Can we communicate our value more effectively? Raising prices in response to inflation is seldom a one-and-done move; it is full of unintended and unexpected consequences. Companies that manage price increases well often have a council of cross-functional decision makers who can respond quickly to feedback from customers and markets.
Taking advantage of the opportunity to forge new pricing relationships with customers in a higher-inflation environment will test many managers in their role as the ultimate integrator of the enterprise. Keep inflation high on the company’s agenda with regular communication and role modeling, particularly with the leadership of sales and the frontline sales teams.
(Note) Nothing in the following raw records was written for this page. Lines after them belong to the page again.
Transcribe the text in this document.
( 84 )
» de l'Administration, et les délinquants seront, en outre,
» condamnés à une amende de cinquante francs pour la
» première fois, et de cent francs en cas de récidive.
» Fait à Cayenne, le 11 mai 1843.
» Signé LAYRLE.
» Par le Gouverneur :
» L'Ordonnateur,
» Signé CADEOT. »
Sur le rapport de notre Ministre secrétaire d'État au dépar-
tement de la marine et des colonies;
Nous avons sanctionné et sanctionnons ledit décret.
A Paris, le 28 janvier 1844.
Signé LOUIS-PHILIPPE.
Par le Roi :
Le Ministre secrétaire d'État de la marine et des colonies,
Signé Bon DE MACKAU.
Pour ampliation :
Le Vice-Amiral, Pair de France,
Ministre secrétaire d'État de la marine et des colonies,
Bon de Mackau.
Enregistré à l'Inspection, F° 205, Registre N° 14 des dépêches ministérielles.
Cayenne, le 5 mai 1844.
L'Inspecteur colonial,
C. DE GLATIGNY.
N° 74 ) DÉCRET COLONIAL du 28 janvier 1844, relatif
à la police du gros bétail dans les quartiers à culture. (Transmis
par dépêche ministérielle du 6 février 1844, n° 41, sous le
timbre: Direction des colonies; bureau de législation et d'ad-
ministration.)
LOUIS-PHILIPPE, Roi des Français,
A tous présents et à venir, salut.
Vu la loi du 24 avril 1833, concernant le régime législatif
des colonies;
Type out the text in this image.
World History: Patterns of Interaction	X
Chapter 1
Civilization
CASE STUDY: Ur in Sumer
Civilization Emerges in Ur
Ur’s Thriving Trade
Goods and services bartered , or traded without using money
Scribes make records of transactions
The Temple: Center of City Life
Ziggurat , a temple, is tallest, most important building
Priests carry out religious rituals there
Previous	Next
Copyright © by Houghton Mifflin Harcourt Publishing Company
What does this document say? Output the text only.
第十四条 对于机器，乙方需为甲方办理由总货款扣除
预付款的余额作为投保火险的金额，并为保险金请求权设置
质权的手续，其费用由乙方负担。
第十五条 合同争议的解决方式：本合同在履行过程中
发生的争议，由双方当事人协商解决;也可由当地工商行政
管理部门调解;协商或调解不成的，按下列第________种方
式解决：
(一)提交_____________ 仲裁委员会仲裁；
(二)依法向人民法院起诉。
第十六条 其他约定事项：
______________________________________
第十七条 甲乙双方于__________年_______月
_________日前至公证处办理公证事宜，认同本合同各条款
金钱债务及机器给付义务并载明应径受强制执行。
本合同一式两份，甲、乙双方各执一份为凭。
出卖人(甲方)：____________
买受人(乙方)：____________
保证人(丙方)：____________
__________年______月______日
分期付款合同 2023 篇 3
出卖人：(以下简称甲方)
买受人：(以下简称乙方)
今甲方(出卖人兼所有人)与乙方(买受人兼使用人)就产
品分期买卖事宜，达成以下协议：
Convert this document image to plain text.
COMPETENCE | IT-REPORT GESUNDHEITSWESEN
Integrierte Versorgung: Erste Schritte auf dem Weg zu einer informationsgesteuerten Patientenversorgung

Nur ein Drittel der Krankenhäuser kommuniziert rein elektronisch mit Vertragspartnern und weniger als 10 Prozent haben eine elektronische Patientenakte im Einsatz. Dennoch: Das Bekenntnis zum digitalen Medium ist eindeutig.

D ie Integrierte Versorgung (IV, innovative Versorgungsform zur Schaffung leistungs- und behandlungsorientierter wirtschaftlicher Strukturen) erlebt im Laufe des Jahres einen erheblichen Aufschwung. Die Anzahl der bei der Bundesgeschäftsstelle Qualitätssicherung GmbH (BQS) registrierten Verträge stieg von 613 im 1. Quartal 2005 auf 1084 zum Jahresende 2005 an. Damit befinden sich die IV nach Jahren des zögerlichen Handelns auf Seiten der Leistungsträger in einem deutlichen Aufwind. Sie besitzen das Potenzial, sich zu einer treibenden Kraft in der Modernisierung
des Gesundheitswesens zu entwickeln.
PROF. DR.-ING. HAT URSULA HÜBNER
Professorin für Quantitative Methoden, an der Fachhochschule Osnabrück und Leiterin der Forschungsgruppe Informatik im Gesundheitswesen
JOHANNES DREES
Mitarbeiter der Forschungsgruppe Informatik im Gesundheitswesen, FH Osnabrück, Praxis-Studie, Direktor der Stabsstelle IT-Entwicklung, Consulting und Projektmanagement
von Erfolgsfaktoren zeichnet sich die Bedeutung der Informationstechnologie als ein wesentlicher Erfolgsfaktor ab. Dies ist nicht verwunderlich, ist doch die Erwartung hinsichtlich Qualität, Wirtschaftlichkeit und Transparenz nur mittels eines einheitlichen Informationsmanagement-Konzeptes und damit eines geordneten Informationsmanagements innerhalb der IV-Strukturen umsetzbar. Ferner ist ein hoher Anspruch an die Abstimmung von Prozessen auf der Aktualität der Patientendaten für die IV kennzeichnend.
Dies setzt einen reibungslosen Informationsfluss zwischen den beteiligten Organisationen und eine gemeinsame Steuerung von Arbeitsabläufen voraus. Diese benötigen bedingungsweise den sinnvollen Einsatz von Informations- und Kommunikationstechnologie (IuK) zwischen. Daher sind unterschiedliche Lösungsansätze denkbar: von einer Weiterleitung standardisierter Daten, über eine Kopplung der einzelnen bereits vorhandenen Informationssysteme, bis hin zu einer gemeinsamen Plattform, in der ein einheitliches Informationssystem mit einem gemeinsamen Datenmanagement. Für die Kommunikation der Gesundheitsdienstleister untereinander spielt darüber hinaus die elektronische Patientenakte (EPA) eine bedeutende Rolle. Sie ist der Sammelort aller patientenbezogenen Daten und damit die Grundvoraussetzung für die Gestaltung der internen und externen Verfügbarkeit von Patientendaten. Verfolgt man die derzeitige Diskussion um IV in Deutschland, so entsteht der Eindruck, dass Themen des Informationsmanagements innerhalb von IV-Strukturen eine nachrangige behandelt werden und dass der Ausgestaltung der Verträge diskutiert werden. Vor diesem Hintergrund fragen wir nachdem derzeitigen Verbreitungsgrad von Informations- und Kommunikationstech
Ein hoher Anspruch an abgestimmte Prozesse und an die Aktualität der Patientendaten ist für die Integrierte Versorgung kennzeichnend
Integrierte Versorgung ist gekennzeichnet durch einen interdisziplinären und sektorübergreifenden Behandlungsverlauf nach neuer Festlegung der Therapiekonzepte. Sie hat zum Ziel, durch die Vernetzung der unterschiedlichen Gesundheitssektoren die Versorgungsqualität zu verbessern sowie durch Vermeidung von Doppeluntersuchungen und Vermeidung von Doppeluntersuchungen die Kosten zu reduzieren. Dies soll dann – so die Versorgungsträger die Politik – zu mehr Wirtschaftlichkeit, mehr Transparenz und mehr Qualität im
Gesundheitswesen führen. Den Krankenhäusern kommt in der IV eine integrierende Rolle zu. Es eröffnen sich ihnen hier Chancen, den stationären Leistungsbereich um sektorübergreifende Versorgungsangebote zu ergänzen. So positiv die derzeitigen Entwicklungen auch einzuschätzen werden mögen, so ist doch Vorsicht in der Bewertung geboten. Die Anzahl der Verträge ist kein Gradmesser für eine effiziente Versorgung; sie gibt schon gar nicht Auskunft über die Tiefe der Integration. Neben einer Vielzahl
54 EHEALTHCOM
Keep one eye on short-term margins and price fluctuations and the other on strengthening ties with customers and communicating value more effectively.
“Achieving a focus based more on strategic action and less on firefighting requires steps that only the CEO can take.”
Monthly business reviews or quarterly supplier workshops are not enough to handle fast-moving price changes, fluid negotiations with suppliers and customers, and the internal adjustments such pressures require.
“Keep moving to best capitalize on the current environment.”
Someone, somewhere, pays for every uptick in inflation. Customers pay at the end of the supply chain in higher prices. Suppliers pay when their customers de-risk production by seeking alternatives to their products. Shareholders pay higher costs as the ante for competing and maintaining a viable business. With the right playbook as a guide, the best managers will successfully manage the impact of the current higher-inflation environment and establish a new level of organizational resilience no matter where prices move next.